Dans cette étude, la Dre Lilian Lin (University of Toronto) et le laboratoire Robertson révèlent que la déficience en C9orf72 aggrave les symptômes liés à la SLA chez les modèles de souris atteints de cette maladie. Il est établi depuis longtemps que les variantes du gène C9orf72 augmentent le risque de SLA ; cependant, il y a des théories contradictoires sur le fait que les variantes C9orf72 provoquent un gain ou une perte de fonction. Cela signifie que lorsqu’une variante d’un gène provoque la SLA, elle peut le faire soit en réduisant la fonction normale de la protéine résultante (perte de fonction), soit en conférant à la protéine résultante une nouvelle fonction toxique (gain de fonction), ou dans certains cas, les deux. Cette étude soutient l’hypothèse dans laquelle C9orf72
présente des caractéristiques de perte de fonction, contribuant à la neurodégénérescence chez les personnes atteintes de SLA ou de démence frontotemporale (DFT) liée à une variante de C9orf72. L’équipe a spécifiquement découvert que lorsque le C9orf72 est absent, des fragments TDP-43* nocifs (en particulier celui appelé TDP-25) mènent à de graves problèmes moteurs et à la perte de cellules cérébrales. De plus, cette déficience semble perturber l’autophagie, un processus d’« autonettoyage » qui décompose et élimine les déchets cellulaires, tels que les protéines TDP-43/TDP-25 dysfonctionnelles, afin que la cellule puisse fonctionner correctement.

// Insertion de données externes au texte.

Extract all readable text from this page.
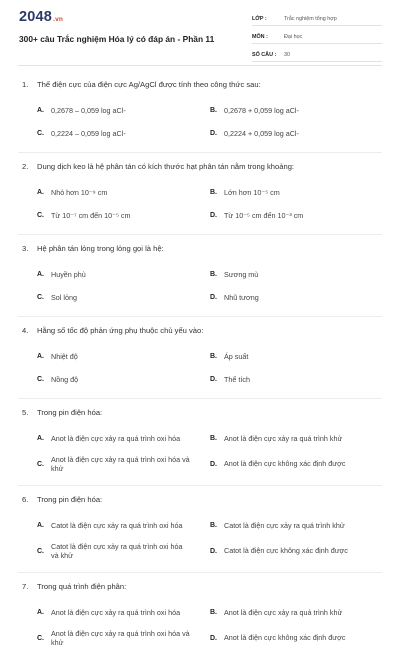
2048.vn
300+ câu Trắc nghiệm Hóa lý có đáp án - Phần 11
LỚP :	Trắc nghiệm tổng hợp
MÔN :	Đại học
SỐ CÂU :	30
1.	Thế điện cực của điện cực Ag/AgCl được tính theo công thức sau:
A. 0,2678 – 0,059 log aCl-	B. 0,2678 + 0,059 log aCl-
C. 0,2224 – 0,059 log aCl-	D. 0,2224 + 0,059 log aCl-
2.	Dung dịch keo là hệ phân tán có kích thước hạt phân tán nằm trong khoảng:
A. Nhỏ hơn 10⁻⁹ cm	B. Lớn hơn 10⁻⁵ cm
C. Từ 10⁻⁷ cm đến 10⁻⁵ cm	D. Từ 10⁻⁵ cm đến 10⁻³ cm
3.	Hệ phân tán lỏng trong lỏng gọi là hệ:
A. Huyền phù	B. Sương mù
C. Sol lỏng	D. Nhũ tương
4.	Hằng số tốc độ phản ứng phụ thuộc chủ yếu vào:
A. Nhiệt độ	B. Áp suất
C. Nồng độ	D. Thể tích
5.	Trong pin điện hóa:
A. Anot là điện cực xảy ra quá trình oxi hóa	B. Anot là điện cực xảy ra quá trình khử
C.
Anot là điện cực xảy ra quá trình oxi hóa và khử	D. Anot là điện cực không xác định được
6.	Trong pin điện hóa:
A. Catot là điện cực xảy ra quá trình oxi hóa	B. Catot là điện cực xảy ra quá trình khử
C.
Catot là điện cực xảy ra quá trình oxi hóa và khử	D. Catot là điện cực không xác định được
7.	Trong quá trình điện phân:
A. Anot là điện cực xảy ra quá trình oxi hóa	B. Anot là điện cực xảy ra quá trình khử
C.
Anot là điện cực xảy ra quá trình oxi hóa và khử	D. Anot là điện cực không xác định được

Il est extrêmement important de comprendre la fonction du gène C9orf72 afin que les thérapies génétiques sélectionnées puissent traiter les effets liés à la perte ou au gain de fonction, nous rapprochant ainsi d’un nouveau traitement. Le laboratoire Robertson, dirigé par la Dre Janice Robertson, a reçu plusieurs fois le soutien du Programme de recherche de la Société canadienne de la SLA. Vous pouvez consulter la base de données de nos projets financés ici.
*On sait que la plupart des cas de SLA présentent une biologie anormale de la TDP-43, peu importe la variante génétique. La TDP-43 est une protéine qui joue plusieurs rôles dans la régulation génétique, la biologie de l’ARN et des protéines, ainsi que le fonctionnement normal des cellules. La protéine TDP-43 se trouve généralement dans le noyau de la cellule, qui contient l’ADN, mais dans la plupart des cas de SLA, elle se retrouve dans le cytoplasme (la partie de la cellule située à l’extérieur du noyau) et peut former des amas appelés agrégats. Les chercheurs essaient de comprendre si la TDP-43 anormale affecte les motoneurones en raison d’une perte de sa fonction normale dans le noyau, d’une fonction toxique supplémentaire dans le noyau ou le cytoplasme, ou d’une combinaison de ces facteurs.